A systematic review of the nature and correlates of sleep disturbance in early psychosis.
Davies G., Haddock G., Yung AR., Mulligan LD., Kyle SD.
Sleep disturbances are common in people with a diagnosis of schizophrenia and have been associated with increased symptom severity, neurocognitive deficits and reduced quality of life. Despite a significant body of literature in this field, there has been limited investigation of sleep disturbance in the early course of the illness. This systematic review aims to synthesise and evaluate the available data exploring sleep in early psychosis, with two key research questions: 1) What is the nature of sleep disturbance in early psychosis? and 2) What are the correlates of sleep disturbance in early psychosis? From an initial search, 16,675 papers were identified, of which 21 met inclusion/exclusion criteria. The preliminary evidence suggests that self-reported sleep disturbances are prevalent in early psychosis and may be associated with symptom severity, as well as elevated rates of both help-seeking and suicidality.
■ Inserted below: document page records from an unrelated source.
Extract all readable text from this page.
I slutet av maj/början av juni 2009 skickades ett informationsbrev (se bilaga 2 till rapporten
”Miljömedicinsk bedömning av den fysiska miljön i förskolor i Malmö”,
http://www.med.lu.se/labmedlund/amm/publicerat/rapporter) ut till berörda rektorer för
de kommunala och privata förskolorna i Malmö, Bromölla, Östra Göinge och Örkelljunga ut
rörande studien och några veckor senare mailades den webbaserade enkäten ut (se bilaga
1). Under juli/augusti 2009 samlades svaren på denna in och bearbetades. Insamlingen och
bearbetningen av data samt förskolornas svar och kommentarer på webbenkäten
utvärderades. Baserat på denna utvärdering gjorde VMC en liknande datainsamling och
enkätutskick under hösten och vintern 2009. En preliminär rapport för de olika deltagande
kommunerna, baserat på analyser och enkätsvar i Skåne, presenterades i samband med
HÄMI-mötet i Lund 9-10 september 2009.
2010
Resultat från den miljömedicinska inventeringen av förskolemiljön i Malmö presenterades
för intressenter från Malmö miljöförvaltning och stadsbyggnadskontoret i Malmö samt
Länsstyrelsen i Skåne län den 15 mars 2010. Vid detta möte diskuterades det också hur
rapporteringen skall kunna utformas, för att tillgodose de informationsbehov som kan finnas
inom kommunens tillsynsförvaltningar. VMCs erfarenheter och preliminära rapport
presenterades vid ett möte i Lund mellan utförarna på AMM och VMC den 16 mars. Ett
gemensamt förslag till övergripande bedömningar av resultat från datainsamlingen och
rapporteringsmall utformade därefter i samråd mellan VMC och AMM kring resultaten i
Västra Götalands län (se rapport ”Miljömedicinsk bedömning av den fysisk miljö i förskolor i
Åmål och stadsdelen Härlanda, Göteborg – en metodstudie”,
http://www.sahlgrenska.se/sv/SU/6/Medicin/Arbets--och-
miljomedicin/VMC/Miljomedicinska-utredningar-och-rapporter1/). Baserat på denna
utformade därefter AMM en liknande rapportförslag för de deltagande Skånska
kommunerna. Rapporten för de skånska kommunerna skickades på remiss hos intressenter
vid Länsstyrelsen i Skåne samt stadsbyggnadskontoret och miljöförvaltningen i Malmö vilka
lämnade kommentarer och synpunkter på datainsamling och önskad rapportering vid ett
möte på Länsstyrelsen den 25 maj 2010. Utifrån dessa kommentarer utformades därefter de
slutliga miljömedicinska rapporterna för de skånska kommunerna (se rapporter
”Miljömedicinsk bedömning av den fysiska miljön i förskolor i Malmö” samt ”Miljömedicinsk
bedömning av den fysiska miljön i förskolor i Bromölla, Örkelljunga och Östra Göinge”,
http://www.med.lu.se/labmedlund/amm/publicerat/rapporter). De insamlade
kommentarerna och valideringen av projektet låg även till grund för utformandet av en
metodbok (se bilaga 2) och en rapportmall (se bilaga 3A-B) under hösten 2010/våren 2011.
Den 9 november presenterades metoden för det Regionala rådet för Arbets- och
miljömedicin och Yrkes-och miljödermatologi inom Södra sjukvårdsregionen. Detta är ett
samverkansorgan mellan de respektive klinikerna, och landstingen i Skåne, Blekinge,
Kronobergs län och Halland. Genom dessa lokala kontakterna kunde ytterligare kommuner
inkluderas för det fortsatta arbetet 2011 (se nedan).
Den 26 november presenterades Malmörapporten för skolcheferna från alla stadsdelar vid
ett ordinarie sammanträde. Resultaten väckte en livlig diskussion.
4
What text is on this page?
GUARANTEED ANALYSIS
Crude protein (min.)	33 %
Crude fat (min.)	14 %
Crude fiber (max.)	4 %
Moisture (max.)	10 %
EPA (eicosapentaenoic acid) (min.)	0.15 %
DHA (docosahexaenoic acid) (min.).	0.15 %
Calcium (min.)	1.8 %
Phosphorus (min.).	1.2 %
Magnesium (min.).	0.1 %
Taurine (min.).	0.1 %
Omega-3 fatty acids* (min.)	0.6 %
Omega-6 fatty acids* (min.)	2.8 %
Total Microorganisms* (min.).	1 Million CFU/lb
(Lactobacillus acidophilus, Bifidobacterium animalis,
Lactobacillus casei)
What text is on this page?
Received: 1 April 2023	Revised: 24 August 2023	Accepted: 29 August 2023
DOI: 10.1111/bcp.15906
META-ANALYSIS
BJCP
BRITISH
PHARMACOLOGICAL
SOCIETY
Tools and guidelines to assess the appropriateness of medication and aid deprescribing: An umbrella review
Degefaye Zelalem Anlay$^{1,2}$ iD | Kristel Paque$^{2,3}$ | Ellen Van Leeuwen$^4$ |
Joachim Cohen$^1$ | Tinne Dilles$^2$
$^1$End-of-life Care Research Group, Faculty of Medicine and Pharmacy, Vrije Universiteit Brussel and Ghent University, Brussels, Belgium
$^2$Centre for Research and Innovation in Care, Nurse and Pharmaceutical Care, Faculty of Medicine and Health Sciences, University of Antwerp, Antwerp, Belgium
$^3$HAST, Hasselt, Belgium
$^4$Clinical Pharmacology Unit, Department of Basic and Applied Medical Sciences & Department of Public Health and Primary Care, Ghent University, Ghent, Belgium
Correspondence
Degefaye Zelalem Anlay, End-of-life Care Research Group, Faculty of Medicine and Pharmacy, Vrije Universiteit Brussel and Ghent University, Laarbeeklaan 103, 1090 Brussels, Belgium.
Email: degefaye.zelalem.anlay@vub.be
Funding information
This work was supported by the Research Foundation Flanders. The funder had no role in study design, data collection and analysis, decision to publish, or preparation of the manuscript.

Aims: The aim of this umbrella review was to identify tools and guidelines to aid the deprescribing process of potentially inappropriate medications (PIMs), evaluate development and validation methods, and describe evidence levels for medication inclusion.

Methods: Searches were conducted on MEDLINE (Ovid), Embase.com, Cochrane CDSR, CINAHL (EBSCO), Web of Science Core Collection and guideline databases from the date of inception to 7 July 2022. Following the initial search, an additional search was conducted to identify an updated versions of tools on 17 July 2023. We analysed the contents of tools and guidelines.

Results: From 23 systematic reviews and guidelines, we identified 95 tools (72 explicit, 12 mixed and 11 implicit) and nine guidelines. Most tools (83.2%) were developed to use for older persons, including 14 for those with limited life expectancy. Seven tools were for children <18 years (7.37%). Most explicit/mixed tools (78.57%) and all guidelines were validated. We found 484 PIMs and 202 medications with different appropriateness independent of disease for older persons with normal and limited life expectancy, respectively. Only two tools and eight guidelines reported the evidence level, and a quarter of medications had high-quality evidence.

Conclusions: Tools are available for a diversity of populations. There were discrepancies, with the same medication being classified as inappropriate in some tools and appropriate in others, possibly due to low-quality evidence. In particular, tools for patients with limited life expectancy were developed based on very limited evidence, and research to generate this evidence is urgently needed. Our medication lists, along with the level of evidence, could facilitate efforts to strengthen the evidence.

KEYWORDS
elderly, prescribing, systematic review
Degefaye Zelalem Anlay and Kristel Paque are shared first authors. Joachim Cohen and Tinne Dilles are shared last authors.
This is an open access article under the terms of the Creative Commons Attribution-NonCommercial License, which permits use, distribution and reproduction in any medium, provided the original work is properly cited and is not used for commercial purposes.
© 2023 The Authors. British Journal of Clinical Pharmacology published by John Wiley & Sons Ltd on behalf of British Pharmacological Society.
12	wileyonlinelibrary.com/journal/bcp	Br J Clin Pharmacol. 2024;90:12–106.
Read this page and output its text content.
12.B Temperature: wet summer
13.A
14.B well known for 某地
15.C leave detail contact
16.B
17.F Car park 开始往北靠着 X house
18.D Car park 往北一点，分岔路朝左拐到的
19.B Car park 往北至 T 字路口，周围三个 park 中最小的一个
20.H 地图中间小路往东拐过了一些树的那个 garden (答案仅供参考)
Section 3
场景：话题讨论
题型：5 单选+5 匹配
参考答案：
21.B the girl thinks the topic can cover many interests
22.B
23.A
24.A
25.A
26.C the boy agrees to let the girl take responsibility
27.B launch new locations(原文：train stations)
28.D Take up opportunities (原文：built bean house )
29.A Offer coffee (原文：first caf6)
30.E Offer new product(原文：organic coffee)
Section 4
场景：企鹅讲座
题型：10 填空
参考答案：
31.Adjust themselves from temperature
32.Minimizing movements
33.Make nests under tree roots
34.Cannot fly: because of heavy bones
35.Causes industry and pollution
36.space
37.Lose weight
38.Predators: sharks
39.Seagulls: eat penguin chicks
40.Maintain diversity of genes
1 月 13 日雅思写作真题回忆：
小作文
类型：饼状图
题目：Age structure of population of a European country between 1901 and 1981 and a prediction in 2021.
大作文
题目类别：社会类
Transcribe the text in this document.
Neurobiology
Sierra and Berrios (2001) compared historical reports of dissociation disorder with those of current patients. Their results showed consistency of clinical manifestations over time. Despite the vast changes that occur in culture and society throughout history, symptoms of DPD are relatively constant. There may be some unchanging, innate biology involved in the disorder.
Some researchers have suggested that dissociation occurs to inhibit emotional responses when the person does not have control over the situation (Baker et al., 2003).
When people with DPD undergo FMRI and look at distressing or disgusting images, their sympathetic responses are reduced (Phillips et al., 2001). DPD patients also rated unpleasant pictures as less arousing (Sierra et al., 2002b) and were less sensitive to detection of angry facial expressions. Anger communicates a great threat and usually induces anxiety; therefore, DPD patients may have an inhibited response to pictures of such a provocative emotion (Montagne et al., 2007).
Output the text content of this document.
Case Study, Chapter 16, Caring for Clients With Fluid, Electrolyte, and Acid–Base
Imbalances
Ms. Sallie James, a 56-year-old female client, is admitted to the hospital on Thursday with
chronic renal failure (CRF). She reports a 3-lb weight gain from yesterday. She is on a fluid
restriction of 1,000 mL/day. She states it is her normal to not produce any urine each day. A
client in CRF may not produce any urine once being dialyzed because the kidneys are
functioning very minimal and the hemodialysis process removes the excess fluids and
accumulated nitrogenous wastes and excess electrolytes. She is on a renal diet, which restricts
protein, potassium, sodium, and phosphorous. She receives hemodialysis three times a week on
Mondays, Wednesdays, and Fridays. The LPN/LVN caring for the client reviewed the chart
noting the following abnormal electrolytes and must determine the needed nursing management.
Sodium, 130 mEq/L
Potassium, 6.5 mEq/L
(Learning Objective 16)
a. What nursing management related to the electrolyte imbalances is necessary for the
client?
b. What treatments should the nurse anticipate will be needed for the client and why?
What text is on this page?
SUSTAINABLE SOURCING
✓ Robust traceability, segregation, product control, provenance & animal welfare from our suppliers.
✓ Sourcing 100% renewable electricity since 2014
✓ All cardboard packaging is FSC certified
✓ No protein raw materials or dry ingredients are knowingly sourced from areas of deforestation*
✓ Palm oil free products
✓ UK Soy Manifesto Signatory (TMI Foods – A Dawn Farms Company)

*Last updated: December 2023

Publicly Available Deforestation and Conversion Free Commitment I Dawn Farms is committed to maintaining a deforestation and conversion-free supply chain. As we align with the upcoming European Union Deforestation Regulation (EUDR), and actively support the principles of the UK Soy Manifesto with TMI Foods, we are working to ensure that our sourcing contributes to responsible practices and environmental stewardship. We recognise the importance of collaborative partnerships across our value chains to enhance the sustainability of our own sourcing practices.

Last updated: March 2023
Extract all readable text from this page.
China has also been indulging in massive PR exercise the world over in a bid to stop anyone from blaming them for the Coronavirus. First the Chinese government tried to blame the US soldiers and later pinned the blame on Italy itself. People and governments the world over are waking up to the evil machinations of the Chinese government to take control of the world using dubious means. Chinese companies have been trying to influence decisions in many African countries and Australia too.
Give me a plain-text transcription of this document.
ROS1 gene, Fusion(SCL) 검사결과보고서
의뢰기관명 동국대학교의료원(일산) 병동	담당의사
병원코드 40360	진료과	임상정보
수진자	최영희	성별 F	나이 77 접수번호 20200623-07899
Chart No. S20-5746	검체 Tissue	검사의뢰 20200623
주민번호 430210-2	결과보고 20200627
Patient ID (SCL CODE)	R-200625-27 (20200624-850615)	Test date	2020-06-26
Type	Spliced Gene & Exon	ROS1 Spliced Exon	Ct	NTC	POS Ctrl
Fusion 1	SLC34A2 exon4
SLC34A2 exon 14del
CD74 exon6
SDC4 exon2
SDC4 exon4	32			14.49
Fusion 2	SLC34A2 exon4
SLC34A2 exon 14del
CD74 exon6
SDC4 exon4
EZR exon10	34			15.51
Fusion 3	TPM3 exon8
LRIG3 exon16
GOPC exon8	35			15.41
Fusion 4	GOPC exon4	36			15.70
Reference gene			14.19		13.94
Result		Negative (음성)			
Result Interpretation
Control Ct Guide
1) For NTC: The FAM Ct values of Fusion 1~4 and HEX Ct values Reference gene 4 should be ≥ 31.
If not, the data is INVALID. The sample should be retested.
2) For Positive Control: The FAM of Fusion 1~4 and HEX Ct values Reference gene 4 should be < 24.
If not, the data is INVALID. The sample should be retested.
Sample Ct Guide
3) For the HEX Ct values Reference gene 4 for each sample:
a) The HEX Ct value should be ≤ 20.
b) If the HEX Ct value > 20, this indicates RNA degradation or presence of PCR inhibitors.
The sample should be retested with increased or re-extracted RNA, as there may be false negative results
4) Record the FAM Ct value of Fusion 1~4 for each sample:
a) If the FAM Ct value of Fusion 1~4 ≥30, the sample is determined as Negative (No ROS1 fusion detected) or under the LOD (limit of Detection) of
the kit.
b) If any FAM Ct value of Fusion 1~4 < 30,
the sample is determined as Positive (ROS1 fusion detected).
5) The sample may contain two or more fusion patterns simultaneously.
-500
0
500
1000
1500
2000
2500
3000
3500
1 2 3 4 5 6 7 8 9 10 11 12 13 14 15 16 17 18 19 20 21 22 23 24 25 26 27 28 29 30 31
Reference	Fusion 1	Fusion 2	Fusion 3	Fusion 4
Abnormalities in sleep architecture and sleep spindles are also commonly observed and may correlate with symptom severity and neurocognitive deficits. However, due to significant methodological limitations and considerable heterogeneity across studies, evidence to support the reliability of these associations is limited. We outline a research agenda, emphasising the prospective use of gold-standard sleep measurement to investigate the prevalence and nature of sleep disturbances in early psychosis, as well as how these may be related to the onset and persistence of psychotic symptoms.